An older client asks the nurse why people my age have weaker immune systems than younger people. What responses by the nurse are best? (Select all that apply.)
a. Bone marrow produces fewer blood cells.
b. You may have decreased levels of circulating platelets.
c. You have lower levels of plasma proteins in the blood.
d. Lymphocytes become more reactive to antigens.
e. Spleen function declines after age 60.
a. Bone marrow produces fewer blood cells.
c. You have lower levels of plasma proteins in the blood.
The aging adult has bone marrow that produces fewer cells and decreased blood volume with fewer plasma proteins. Platelet numbers remain unchanged, lymphocytes become less reactive, and spleen function stays the same.
A nursing student learns that many drugs can impair the immune system. Which drugs does this include? (Select all that apply.)
a. Acetaminophen (Tylenol)
b. Amphotericin B (Fungizone)
c. Ibuprofen (Motrin)
d. Metformin (Glucophage)
e. Nitrofurantoin (Macrobid)
b. Amphotericin B (Fungizone)
c. Ibuprofen (Motrin)
e. Nitrofurantoin (Macrobid)
Amphotericin B, ibuprofen, and nitrofurantoin all can disrupt the hematologic (immune) system. Acetaminophen and metformin do not.
A nurse works in a gerontology clinic. What age-related changes cause the nurse to alter standard assessment techniques from those used for younger adults? (Select all that apply.)

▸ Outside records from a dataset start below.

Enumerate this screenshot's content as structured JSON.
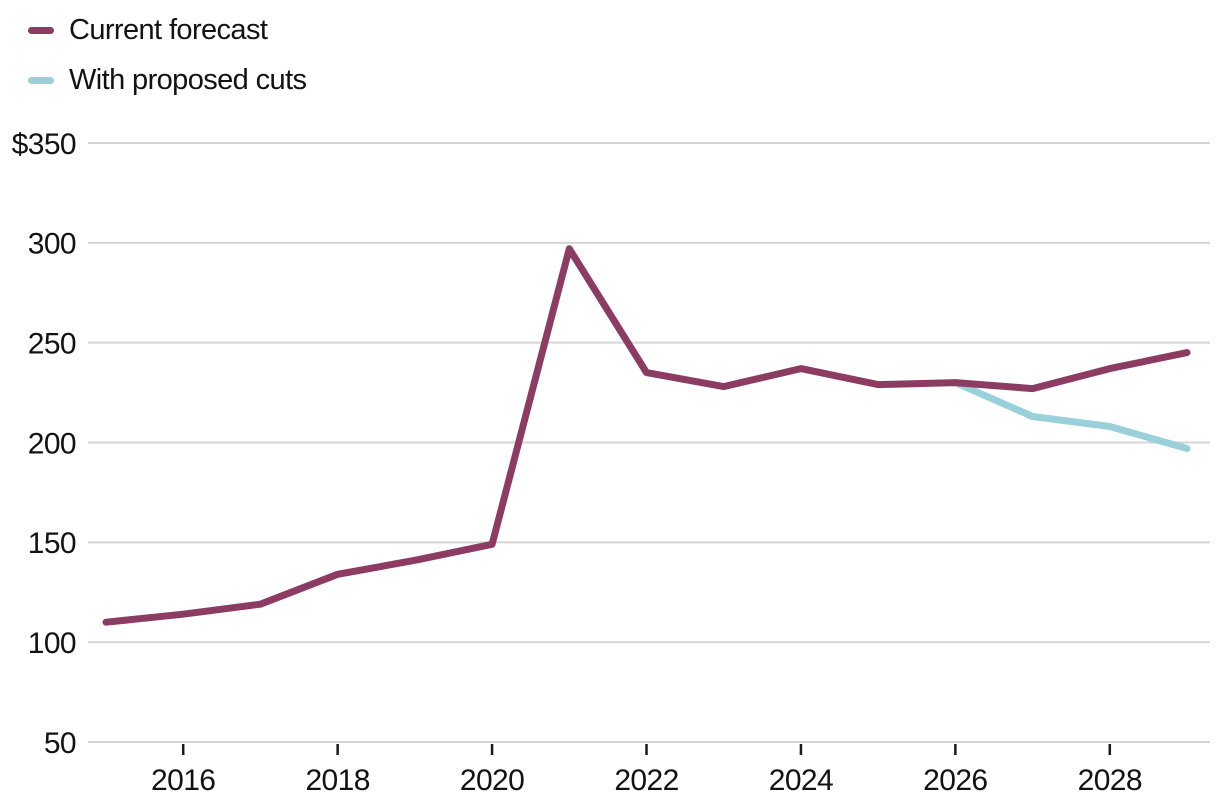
{
  "colors": {
    "background": "#ffffff",
    "text": "#121212",
    "gridline": "#d5d5d5",
    "tick": "#1a1a1a",
    "series_current_forecast": "#8c3b63",
    "series_proposed_cuts": "#9ad0d9"
  },
  "legend": {
    "items": [
      {
        "label": "Current forecast",
        "color": "#8c3b63"
      },
      {
        "label": "With proposed cuts",
        "color": "#9ad0d9"
      }
    ]
  },
  "chart_data": {
    "type": "line",
    "title": "",
    "xlabel": "",
    "ylabel": "",
    "xlim": [
      2015,
      2029
    ],
    "ylim": [
      50,
      350
    ],
    "grid": "horizontal",
    "legend_position": "top-left",
    "y_ticks": [
      {
        "value": 350,
        "label": "$350"
      },
      {
        "value": 300,
        "label": "300"
      },
      {
        "value": 250,
        "label": "250"
      },
      {
        "value": 200,
        "label": "200"
      },
      {
        "value": 150,
        "label": "150"
      },
      {
        "value": 100,
        "label": "100"
      },
      {
        "value": 50,
        "label": "50"
      }
    ],
    "x_ticks": [
      {
        "value": 2016,
        "label": "2016"
      },
      {
        "value": 2018,
        "label": "2018"
      },
      {
        "value": 2020,
        "label": "2020"
      },
      {
        "value": 2022,
        "label": "2022"
      },
      {
        "value": 2024,
        "label": "2024"
      },
      {
        "value": 2026,
        "label": "2026"
      },
      {
        "value": 2028,
        "label": "2028"
      }
    ],
    "series": [
      {
        "name": "Current forecast",
        "color": "#8c3b63",
        "x": [
          2015,
          2016,
          2017,
          2018,
          2019,
          2020,
          2021,
          2022,
          2023,
          2024,
          2025,
          2026,
          2027,
          2028,
          2029
        ],
        "values": [
          110,
          114,
          119,
          134,
          141,
          149,
          297,
          235,
          228,
          237,
          229,
          230,
          227,
          237,
          245
        ]
      },
      {
        "name": "With proposed cuts",
        "color": "#9ad0d9",
        "x": [
          2026,
          2027,
          2028,
          2029
        ],
        "values": [
          230,
          213,
          208,
          197
        ]
      }
    ]
  }
}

a. Dentition deteriorates with more cavities.
b. Nail beds may be thickened or discolored.
c. Progressive loss of hair occurs with age.
d. Sclerae begin to turn yellow or pale.
e. Skin becomes dry as the client ages.
b. Nail beds may be thickened or discolored.
c. Progressive loss of hair occurs with age
e. Skin becomes dry as the client ages.
Common findings in older adults include thickened or discolored nail beds, dry skin, and thinning hair. The nurse adapts to these changes by altering assessment techniques. Having more dental caries and changes in the sclerae are not normal age-related changes.